Yet once she could not resist toying with some of them—the Dijon roses especially, and with their odour across the tide of memory there stole gently and subtly a memory of the past.
Who has not some association of this kind?
Ellinor's were of happy years at Birkwoodbrae and Robert Wodrow, and a torrent of tears came with the memory, and a kind of lethargic despair came over her as the little hope that dawned upon her began to die again—the hope that Sleath had relented and really meant to relinquish his persecution and restore her to her friends.
CHAPTER XI.
IN HAMBURG STILL.
Ellinor was altogether unlike any other girl on whom the evil eyes of Herr Wyburg had rested, in Hamburg at least.
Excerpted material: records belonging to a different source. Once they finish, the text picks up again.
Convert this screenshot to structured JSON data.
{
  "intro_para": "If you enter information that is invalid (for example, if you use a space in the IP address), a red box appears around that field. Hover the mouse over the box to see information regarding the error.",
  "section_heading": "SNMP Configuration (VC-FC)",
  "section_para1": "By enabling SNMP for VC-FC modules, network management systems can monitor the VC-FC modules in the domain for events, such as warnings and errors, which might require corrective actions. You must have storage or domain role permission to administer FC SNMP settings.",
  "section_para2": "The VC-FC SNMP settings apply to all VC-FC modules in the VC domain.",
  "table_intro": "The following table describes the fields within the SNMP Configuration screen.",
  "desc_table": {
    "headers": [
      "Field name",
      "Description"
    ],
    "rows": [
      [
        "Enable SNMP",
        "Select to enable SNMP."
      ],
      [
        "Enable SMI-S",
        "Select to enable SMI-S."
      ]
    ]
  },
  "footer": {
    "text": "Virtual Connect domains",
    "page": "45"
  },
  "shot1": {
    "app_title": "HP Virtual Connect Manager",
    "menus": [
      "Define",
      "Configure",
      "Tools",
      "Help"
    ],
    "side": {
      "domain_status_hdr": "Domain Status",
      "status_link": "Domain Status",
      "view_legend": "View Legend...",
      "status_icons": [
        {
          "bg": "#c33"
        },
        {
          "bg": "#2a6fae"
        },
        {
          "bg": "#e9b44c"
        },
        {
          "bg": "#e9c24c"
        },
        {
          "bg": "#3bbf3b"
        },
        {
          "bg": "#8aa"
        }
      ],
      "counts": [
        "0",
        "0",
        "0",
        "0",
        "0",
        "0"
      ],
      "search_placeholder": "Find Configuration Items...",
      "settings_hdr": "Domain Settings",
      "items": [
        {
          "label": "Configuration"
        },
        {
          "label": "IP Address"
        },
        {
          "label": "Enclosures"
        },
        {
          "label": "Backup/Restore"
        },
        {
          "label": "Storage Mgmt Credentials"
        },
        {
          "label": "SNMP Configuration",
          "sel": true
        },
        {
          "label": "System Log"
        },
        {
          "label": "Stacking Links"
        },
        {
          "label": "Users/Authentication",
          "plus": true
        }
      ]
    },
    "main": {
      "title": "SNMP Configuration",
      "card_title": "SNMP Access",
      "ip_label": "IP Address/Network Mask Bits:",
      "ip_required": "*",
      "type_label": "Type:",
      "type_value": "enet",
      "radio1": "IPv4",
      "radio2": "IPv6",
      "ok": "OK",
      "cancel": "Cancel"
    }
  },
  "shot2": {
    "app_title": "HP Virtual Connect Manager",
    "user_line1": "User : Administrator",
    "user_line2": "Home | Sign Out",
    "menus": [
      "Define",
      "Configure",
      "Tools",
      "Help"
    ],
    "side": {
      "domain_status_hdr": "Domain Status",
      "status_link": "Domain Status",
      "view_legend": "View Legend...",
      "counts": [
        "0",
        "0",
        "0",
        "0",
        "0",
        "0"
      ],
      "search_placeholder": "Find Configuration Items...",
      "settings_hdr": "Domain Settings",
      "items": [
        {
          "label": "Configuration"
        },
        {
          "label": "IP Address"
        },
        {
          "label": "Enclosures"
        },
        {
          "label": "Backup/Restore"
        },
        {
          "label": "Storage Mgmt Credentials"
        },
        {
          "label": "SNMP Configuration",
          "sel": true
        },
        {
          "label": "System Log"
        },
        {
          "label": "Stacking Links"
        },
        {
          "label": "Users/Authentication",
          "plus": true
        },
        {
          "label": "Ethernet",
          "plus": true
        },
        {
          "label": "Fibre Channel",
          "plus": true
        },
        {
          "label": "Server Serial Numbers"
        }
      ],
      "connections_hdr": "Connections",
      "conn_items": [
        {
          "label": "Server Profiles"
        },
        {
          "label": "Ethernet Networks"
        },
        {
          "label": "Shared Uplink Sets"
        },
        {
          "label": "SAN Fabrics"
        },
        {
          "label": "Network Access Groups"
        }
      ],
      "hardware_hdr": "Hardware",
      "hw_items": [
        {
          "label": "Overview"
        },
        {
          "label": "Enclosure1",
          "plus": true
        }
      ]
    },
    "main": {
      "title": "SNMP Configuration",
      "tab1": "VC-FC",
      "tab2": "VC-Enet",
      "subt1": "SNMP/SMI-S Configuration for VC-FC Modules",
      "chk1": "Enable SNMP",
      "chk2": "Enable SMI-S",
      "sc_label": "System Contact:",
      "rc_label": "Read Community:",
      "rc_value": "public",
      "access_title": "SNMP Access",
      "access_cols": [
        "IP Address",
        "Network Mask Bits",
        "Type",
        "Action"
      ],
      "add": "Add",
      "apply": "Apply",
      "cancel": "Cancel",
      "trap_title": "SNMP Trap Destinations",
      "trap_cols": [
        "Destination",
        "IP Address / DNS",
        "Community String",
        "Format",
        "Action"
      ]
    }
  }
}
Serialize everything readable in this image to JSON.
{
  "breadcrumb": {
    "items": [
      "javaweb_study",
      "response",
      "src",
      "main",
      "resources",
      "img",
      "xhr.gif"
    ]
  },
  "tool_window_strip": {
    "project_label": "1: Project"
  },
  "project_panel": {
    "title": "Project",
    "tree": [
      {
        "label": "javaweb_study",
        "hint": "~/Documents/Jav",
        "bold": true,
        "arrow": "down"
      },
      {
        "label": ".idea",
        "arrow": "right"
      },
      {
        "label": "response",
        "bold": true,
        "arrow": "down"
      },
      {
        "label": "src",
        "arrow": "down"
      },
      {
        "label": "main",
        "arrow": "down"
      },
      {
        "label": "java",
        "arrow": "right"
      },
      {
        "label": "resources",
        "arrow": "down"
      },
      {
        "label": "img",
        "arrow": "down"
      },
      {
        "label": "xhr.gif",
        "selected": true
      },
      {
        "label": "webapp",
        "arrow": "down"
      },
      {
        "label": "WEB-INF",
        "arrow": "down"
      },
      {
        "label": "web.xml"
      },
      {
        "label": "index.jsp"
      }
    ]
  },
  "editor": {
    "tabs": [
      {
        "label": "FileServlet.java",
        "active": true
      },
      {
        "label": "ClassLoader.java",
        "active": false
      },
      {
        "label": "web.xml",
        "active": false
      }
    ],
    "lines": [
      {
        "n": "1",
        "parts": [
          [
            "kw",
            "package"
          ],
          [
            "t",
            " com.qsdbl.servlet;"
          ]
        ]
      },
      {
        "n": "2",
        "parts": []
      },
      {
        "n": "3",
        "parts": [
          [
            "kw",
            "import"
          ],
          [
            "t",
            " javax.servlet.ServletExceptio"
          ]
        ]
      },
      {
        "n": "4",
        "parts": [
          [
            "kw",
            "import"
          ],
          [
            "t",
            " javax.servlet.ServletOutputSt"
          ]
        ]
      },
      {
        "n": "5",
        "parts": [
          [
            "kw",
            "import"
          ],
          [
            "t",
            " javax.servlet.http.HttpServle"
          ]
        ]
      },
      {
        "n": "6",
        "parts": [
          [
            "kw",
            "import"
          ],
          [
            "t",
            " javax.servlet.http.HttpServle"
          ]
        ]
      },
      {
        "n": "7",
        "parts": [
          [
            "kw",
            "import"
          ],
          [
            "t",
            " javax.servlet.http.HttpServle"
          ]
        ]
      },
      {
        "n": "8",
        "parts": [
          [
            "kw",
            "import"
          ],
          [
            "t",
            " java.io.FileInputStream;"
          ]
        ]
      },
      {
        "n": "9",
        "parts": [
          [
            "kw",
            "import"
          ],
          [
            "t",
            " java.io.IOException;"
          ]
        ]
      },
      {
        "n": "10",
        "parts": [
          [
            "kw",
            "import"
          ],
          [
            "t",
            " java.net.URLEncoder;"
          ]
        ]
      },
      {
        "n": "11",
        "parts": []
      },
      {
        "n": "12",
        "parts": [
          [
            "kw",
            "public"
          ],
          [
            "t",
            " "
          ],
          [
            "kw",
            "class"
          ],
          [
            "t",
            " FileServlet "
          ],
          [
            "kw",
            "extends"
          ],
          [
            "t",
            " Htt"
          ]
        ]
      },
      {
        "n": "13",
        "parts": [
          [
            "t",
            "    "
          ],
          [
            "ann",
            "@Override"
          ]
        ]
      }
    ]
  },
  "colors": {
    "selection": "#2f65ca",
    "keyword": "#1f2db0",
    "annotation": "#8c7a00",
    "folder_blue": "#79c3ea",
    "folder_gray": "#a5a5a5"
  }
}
Her face was so clearly cut, with pride in its contour, a dreamy thought its eyes, and something almost angelic in its purity—as Tennyson has it,
'A sight to make an old man young.'
The three days' unexpected absence of Sir Redmond rather alarmed Herr Wyburg. He knew not how to account for it, and mightily, with all his ruffianism, dreaded the gendarmes; thus he was genuinely glad when, in the dusk of the third day, the baronet presented himself at his house and inquired for his charge.
'She is silent and dull as usual, and anxious for the address of a lady friend,' replied Wyburg. 'I don't understand all this,' he added, in a growling tone; 'have you made a fool of this girl or of yourself?'
'Of myself as yet, I think,' replied Sleath, with an oath.